A client-side research aggregation tool that queries 18 academic databases in parallel, scores source quality, detects consensus, and synthesizes answers using a local NLP pipeline and optional free AI summarization via Hugging Face. Zero cost. No API keys. Runs entirely in the browser.

What It Does

  1. Searches 18 research sources in parallel — arXiv, PubMed, Crossref, OpenAlex, Semantic Scholar, DOAJ, CORE, Zenodo, bioRxiv, medRxiv, PLOS, Europe PMC, DBLP, SSRN, IEEE, ResearchGate, Unpaywall, Wikipedia
  2. Synthesizes answers with a local NLP pipeline — TF-IDF with IDF weighting, bigram query matching, source quality weighting, length normalization, research-language boosting, and MMR (Maximal Marginal Relevance) diversity selection to avoid redundant sentences
  3. Optionally generates an AI summary via Hugging Face's free BART-large-CNN inference API — no key required, automatic retry if the model is cold-starting
  4. Scores evidence confidence — composite metric across result volume, source diversity, database tier, abstract richness, and query-match rate
  5. Detects source consensus — pairwise Jaccard similarity clustering plus contradiction-language scanning to report whether sources agree, conflict, or address different facets
  6. Rates source quality — each result is tiered by database reputation, abstract availability, and citation count (where available)
  7. Evaluates research bias using the BIAS FREE Framework across three dimensions: hierarchy, framing, and double standards

How to Use

  1. Open index.html in any modern browser
  2. Choose a mode: AI + Local NLP (Hugging Face + full pipeline) or Local NLP Only (zero external calls beyond the database queries)
  3. Type a research question or click a suggested topic pill
  4. Press Enter or click the search button
  5. Watch the loading dashboard as each database reports back across three phases: querying, NLP processing, and rendering
  6. Read the local NLP synthesis at the top, then the AI summary below it (if enabled)
  7. Check the confidence score and consensus analysis
  8. Browse sources (filterable by database), each with a quality badge
  9. Review the bias framework prompts
  10. All data is stateless — resets on reload

Two Modes

Mode What It Does External Calls
AI + Local NLP Full pipeline plus Hugging Face BART abstractive summarization Database APIs + one HF call
Local NLP Only Full local pipeline, no AI summarization Database APIs only

The local NLP pipeline runs identically in both modes.
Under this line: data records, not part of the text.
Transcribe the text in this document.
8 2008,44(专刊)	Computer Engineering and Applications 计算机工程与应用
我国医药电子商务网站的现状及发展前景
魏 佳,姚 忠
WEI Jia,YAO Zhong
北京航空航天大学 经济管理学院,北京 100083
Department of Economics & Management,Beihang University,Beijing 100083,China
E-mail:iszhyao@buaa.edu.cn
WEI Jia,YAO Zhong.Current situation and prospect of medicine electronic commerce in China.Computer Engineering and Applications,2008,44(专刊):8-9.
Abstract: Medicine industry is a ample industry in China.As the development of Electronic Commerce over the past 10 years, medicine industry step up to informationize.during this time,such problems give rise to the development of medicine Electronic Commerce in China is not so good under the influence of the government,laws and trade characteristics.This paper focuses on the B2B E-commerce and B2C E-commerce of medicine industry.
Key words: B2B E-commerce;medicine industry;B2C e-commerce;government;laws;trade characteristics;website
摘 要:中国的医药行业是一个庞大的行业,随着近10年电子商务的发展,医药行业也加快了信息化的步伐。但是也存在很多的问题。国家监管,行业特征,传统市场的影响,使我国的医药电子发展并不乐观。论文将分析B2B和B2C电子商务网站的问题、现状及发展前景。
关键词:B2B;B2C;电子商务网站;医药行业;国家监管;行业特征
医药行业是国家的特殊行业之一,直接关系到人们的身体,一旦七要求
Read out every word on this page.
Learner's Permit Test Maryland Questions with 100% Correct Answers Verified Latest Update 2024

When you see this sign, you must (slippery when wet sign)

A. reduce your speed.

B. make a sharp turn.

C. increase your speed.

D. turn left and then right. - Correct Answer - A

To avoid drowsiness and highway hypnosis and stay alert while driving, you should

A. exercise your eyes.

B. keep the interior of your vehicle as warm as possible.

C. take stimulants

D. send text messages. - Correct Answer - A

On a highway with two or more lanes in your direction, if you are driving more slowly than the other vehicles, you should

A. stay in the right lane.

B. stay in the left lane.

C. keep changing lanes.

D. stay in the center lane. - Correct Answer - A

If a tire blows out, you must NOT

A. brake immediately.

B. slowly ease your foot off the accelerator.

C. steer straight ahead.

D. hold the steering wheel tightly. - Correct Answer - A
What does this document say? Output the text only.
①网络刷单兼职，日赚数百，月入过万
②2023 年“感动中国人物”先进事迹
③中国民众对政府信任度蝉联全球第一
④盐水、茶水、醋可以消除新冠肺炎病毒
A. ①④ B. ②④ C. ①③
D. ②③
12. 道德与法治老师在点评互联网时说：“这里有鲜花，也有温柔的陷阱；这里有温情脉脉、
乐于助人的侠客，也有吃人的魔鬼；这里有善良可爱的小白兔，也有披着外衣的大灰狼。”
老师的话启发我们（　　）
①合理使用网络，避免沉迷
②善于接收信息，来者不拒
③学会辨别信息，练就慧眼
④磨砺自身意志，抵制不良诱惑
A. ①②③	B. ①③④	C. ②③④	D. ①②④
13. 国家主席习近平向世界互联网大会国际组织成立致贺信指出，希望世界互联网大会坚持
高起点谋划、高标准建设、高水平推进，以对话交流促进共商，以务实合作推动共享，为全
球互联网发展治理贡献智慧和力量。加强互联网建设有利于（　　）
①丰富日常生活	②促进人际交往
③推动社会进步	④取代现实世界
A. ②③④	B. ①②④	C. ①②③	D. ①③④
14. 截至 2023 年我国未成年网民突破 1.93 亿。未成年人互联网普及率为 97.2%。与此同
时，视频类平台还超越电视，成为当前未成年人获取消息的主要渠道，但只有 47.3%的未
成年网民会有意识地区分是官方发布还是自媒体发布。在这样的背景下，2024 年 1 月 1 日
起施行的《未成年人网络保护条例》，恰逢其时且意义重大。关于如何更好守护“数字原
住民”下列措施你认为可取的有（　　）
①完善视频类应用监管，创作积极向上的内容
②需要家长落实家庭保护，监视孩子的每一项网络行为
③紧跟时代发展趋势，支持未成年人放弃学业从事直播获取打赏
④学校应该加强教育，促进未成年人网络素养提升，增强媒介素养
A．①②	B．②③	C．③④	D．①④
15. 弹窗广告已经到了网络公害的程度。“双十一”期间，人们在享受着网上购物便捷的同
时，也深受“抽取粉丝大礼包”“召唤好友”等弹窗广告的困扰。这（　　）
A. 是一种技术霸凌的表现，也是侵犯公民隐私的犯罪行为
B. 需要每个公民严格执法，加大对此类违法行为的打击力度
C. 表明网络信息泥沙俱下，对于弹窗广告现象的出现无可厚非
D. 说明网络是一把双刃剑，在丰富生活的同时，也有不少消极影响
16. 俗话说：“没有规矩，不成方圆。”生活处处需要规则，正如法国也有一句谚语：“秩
The Hugging Face call is additive — if it fails or is slow, the local synthesis is already complete and visible.

NLP Pipeline Details

The local synthesis engine runs entirely in the browser with no dependencies:

  • Tokenization — lowercased, punctuation-stripped, with a 100+ word stop-word list
  • TF-IDF scoring — term frequency normalized by sentence length, multiplied by inverse document frequency across all source sentences, with a 4x boost for query terms
  • Bigram matching — query bigrams receive a +2 score bonus when matched in source sentences
  • Source quality weighting — sentences from higher-tier databases (PubMed, Crossref, OpenAlex = tier 3) score higher than lower-tier sources (Wikipedia = tier 1). Citation count and abstract availability add further weight
  • Research language boosting — sentences containing terms like "meta-analysis", "trial", "significant", "treatment", "outcome" receive a relevance bonus
  • Length normalization — prefers medium-length sentences (~120 chars) over fragments or run-on text
  • MMR selection — instead of picking the top N highest-scoring sentences (which often say the same thing), Maximal Marginal Relevance balances relevance against diversity using pairwise Jaccard similarity. Lambda = 0.6

Confidence Scoring

A composite 0–100% score computed from five signals:

Signal Max Weight What It Measures
Result volume 25 pts Raw number of results returned
Source diversity 20 pts Number of distinct databases that returned results
Source quality 25 pts Average quality tier across all results
Abstract richness 20 pts Proportion of results with substantive abstracts (>100 chars)
Query match rate 10 pts Proportion of results that match at least 50% of query terms

Thresholds: 65%+ = High, 35–64% = Medium, below 35% = Low.

Consensus Detection

Analyzes agreement across sources using two methods:

  • Jaccard similarity clustering — computes pairwise word overlap between the top 15 source abstracts. High average similarity (>12%) with few contradictions indicates agreement. Low similarity (<6%) with high contradiction count indicates active disagreement.
  • Contradiction language scanning — flags sources containing terms like "however", "contrary", "disputed", "conflicting", "inconsistent"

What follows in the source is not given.